Sara se asomó a la puerta. Un policía muy atractivo, de los que provocan ganas de cometer un delito para que te detenga, la esperaba en una mesa. A pesar de su estado de nervios, Sara intentó sonreír. Cuando tu destino está en manos de otra persona, es mejor ser simpática. Sin embargo, el agente la miró con cara de no haberse tomado aún su primer café del día.
—Siéntese —refunfuñó.
—Buenos días —dijo Sara.
—¿Qué ha ocurrido?
—Tengo un vuelo a Cancún. Embarco a las nueve y me he dejado el pasaporte en casa —dijo. El rostro del policía permaneció impasible. Era como si esperara oír algo más, por eso Sara añadió todo lo que se le fue ocurriendo—: Por favor… Gracias… Lo siento…
—¿También ha olvidado su DNI?
—No, eso no.
—Entonces muéstremelo —dijo el agente de malos modos.
Sara buscó en su cartera y le entregó el DNI. El policía le puso delante un formulario y le indicó con una mueca que lo rellenara. Sara obedeció. Estaba tan alterada que le temblaba el pulso, algo que no le había ocurrido nunca, ni siquiera el día que abrió su primer cráneo en un quirófano.

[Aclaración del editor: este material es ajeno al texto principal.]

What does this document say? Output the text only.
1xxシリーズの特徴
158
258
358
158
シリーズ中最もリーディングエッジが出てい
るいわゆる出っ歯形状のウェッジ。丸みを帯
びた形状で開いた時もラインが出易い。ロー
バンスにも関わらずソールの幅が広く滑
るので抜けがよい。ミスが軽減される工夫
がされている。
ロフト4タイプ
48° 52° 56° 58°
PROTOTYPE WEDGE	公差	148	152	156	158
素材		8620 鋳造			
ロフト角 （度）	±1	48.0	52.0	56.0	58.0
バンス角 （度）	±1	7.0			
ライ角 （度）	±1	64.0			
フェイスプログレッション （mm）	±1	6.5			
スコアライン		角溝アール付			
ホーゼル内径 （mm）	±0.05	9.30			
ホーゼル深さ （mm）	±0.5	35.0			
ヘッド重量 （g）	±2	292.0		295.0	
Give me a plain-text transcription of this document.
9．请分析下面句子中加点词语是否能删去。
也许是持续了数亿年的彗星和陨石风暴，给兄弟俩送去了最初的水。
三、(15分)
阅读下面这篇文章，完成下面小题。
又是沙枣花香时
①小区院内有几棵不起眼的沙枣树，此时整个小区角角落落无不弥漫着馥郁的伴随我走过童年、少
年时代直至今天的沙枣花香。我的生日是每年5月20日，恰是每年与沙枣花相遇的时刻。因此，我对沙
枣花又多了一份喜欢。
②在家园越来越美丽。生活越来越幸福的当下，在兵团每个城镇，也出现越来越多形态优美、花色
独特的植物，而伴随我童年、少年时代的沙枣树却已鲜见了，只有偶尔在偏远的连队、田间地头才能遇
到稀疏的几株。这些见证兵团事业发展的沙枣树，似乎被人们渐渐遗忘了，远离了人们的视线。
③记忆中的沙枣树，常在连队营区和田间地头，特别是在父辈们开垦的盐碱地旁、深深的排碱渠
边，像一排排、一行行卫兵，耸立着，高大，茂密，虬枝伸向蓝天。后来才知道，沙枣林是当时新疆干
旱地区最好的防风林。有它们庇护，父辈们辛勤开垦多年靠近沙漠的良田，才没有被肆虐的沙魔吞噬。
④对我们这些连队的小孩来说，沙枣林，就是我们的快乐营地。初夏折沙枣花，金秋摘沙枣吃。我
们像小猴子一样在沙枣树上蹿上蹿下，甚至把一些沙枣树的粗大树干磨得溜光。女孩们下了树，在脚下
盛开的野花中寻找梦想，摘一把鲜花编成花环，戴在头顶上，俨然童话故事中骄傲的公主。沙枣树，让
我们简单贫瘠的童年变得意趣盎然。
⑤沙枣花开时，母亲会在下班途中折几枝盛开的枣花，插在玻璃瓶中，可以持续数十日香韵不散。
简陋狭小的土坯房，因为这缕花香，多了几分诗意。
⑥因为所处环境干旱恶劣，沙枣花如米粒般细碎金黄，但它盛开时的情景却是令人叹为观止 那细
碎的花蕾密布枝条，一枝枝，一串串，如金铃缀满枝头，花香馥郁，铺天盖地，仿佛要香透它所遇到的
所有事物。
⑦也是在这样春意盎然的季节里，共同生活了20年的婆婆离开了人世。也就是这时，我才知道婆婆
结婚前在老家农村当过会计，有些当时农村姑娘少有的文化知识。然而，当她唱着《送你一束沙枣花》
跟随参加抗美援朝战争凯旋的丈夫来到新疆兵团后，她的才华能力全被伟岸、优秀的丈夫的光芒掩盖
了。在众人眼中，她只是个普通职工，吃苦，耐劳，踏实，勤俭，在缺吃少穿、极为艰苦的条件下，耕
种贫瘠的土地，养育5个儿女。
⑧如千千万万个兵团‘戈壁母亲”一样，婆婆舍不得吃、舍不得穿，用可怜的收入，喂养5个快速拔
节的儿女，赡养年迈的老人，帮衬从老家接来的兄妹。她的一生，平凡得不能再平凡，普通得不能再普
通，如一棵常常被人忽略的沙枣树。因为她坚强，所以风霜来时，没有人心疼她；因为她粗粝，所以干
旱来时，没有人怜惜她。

—Listo —murmuró con timidez—. Ah, y aquí están las fotos. Me las he hecho mientras lo esperaba.
—No le harán falta —anunció el policía con rudeza—. Hace menos de un año que renovó su DNI, de modo que utilizaremos la foto que tenemos en nuestro archivo. Suerte para usted, está muy desmejorada.

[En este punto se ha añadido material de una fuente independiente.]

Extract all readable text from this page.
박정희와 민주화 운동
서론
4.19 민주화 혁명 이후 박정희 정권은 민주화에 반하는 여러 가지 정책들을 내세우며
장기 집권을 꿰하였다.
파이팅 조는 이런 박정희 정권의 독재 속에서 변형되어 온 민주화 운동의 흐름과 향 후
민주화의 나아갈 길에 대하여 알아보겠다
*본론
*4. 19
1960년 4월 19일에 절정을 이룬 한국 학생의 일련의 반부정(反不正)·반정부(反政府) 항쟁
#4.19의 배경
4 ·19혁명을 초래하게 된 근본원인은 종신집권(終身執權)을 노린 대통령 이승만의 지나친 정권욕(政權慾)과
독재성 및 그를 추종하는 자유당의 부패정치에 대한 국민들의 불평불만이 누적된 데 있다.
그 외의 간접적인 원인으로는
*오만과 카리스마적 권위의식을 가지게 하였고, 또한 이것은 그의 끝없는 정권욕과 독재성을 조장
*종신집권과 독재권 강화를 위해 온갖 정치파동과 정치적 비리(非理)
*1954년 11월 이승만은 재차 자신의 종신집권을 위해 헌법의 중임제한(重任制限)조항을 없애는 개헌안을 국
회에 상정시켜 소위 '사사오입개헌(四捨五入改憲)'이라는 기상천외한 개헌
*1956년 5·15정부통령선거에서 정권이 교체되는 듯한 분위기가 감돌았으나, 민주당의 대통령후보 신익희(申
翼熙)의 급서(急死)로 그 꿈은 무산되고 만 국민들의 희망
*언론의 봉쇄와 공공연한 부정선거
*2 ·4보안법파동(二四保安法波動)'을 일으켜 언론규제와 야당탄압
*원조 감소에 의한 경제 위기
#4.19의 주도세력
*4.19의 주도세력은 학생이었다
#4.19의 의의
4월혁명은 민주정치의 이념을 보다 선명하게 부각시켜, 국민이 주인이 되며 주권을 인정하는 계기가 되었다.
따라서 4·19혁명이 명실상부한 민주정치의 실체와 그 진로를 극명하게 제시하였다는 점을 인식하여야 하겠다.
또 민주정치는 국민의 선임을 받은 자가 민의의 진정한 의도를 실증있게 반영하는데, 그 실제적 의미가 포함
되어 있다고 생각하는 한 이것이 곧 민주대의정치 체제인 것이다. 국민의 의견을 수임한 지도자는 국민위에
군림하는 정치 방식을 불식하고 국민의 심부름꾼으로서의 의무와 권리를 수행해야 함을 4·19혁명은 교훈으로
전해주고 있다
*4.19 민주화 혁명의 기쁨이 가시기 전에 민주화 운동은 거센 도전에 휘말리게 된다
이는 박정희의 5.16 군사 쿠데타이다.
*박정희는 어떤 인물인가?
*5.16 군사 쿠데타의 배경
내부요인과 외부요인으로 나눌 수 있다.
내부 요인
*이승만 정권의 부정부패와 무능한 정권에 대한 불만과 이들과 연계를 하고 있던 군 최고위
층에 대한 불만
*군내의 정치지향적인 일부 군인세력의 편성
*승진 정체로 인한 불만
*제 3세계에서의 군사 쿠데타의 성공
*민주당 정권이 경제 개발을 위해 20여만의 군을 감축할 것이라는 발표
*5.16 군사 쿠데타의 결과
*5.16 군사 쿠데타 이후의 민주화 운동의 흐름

Sara lo miró unos instantes sin saber cómo reaccionar a tan cruel observación.
—Tengo poco tiempo y duermo mal —dijo, desconcertada.
—¿Me enseña el billete, por favor?
Sara se lanzó a buscar en su bolso los papeles con todo lo relativo al viaje. Con el revoltijo de cosas que llevaba y la histeria con la que Juan había buscado su pasaporte, salieron húmedos y más arrugados que el codo de una momia. Le dio tanta vergüenza mostrárselos, que sintió la necesidad de explicarse:
—Lo siento, voy a Cancún con mi familia por un problema personal y solo he tenido unos días para prepararlo todo. Han sido tantas cosas que…

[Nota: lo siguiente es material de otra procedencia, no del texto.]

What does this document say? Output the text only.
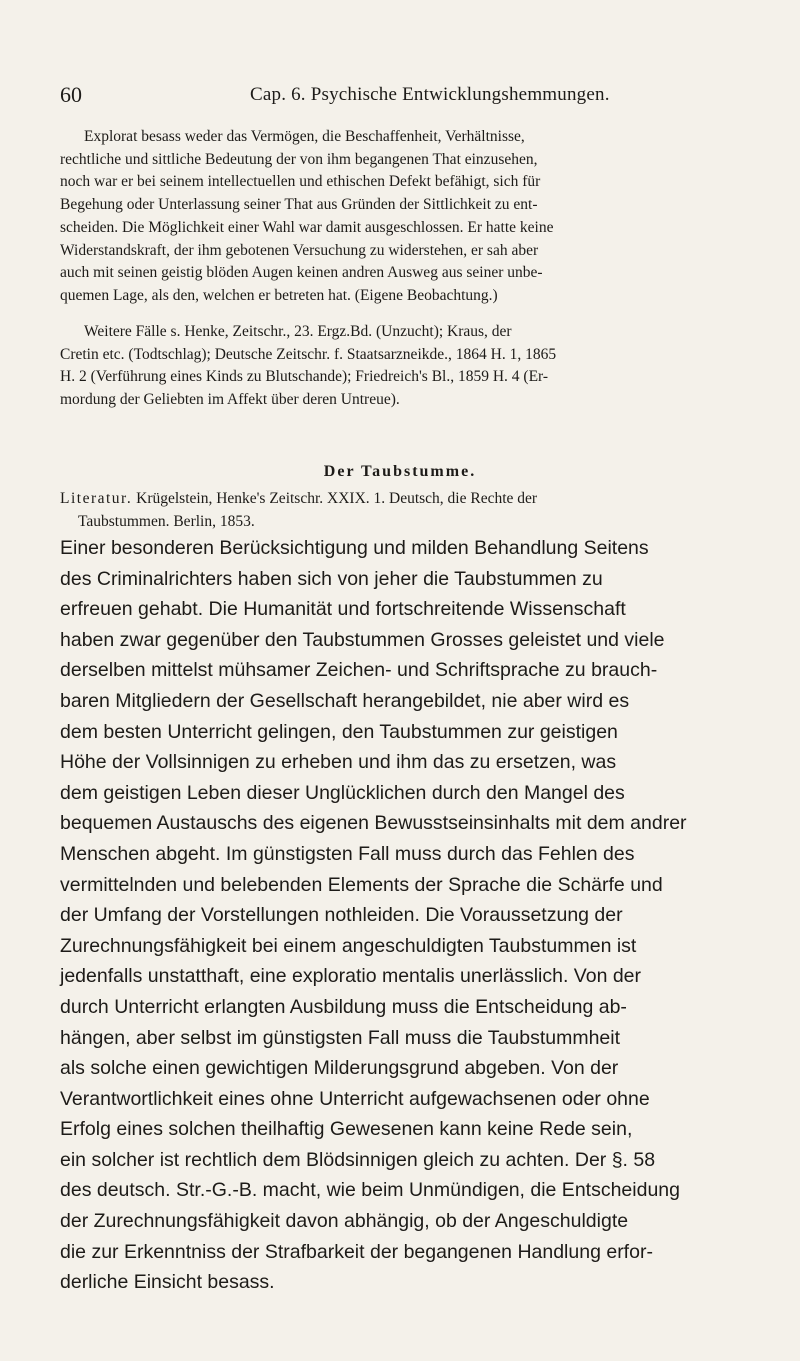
60	Cap. 6. Psychische Entwicklungshemmungen.

Explorat besass weder das Vermögen, die Beschaffenheit, Verhältnisse,

rechtliche und sittliche Bedeutung der von ihm begangenen That einzusehen,

noch war er bei seinem intellectuellen und ethischen Defekt befähigt, sich für

Begehung oder Unterlassung seiner That aus Gründen der Sittlichkeit zu ent-

scheiden. Die Möglichkeit einer Wahl war damit ausgeschlossen. Er hatte keine

Widerstandskraft, der ihm gebotenen Versuchung zu widerstehen, er sah aber

auch mit seinen geistig blöden Augen keinen andren Ausweg aus seiner unbe-

quemen Lage, als den, welchen er betreten hat. (Eigene Beobachtung.)

Weitere Fälle s. Henke, Zeitschr., 23. Ergz.Bd. (Unzucht); Kraus, der

Cretin etc. (Todtschlag); Deutsche Zeitschr. f. Staatsarzneikde., 1864 H. 1, 1865

H. 2 (Verführung eines Kinds zu Blutschande); Friedreich's Bl., 1859 H. 4 (Er-

mordung der Geliebten im Affekt über deren Untreue).

Der Taubstumme.

Literatur. Krügelstein, Henke's Zeitschr. XXIX. 1. Deutsch, die Rechte der

Taubstummen. Berlin, 1853.

Einer besonderen Berücksichtigung und milden Behandlung Seitens

des Criminalrichters haben sich von jeher die Taubstummen zu

erfreuen gehabt. Die Humanität und fortschreitende Wissenschaft

haben zwar gegenüber den Taubstummen Grosses geleistet und viele

derselben mittelst mühsamer Zeichen- und Schriftsprache zu brauch-

baren Mitgliedern der Gesellschaft herangebildet, nie aber wird es

dem besten Unterricht gelingen, den Taubstummen zur geistigen

Höhe der Vollsinnigen zu erheben und ihm das zu ersetzen, was

dem geistigen Leben dieser Unglücklichen durch den Mangel des

bequemen Austauschs des eigenen Bewusstseinsinhalts mit dem andrer

Menschen abgeht. Im günstigsten Fall muss durch das Fehlen des

vermittelnden und belebenden Elements der Sprache die Schärfe und

der Umfang der Vorstellungen nothleiden. Die Voraussetzung der

Zurechnungsfähigkeit bei einem angeschuldigten Taubstummen ist

jedenfalls unstatthaft, eine exploratio mentalis unerlässlich. Von der

durch Unterricht erlangten Ausbildung muss die Entscheidung ab-

hängen, aber selbst im günstigsten Fall muss die Taubstummheit

als solche einen gewichtigen Milderungsgrund abgeben. Von der

Verantwortlichkeit eines ohne Unterricht aufgewachsenen oder ohne

Erfolg eines solchen theilhaftig Gewesenen kann keine Rede sein,

ein solcher ist rechtlich dem Blödsinnigen gleich zu achten. Der §. 58

des deutsch. Str.-G.-B. macht, wie beim Unmündigen, die Entscheidung

der Zurechnungsfähigkeit davon abhängig, ob der Angeschuldigte

die zur Erkenntniss der Strafbarkeit der begangenen Handlung erfor-

derliche Einsicht besass.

—¿No van de vacaciones? —la cortó el policía.
—No.
—¿Negocios?
—Tampoco.
—Entonces, ¿cuál es la urgencia?
—Mi cuñado ha muerto.
—Vaya, lo siento —lamentó el agente, cambiando de pronto su actitud.
—Gracias.
—Viajan para repatriar el cadáver, ¿verdad?
—No, no, él vive allí.
—Vivía —la corrigió el policía.
—Sí, bueno, él vivía allí. Trabajaba en Cancún para una cadena de hoteles americana.
—O sea, que van al entierro.
—No, ya lo incineraron —explicó Sara.
—Entonces, ¿para qué van?
—Mi hermana tiene que cumplir una promesa y nos ha pedido que la acompañemos. Al parecer, tiene que tirar la urna de mi cuñado en un cenote. Es una especie de lago subterráneo que… —Sara se detuvo sorprendida al darse cuenta de que el policía la miraba como si estuviera frente al último capítulo de Juego de Tronos.
—Continúe, por favor —dijo, con sumo interés.
—Es un lugar muy especial para la cultura maya y, al parecer, para mi hermana y su difunto esposo también, aunque no sé muy bien el motivo. El caso es que nosotros somos la única familia que tiene y debemos estar con ella por mucho que mi marido insista en lo contrario.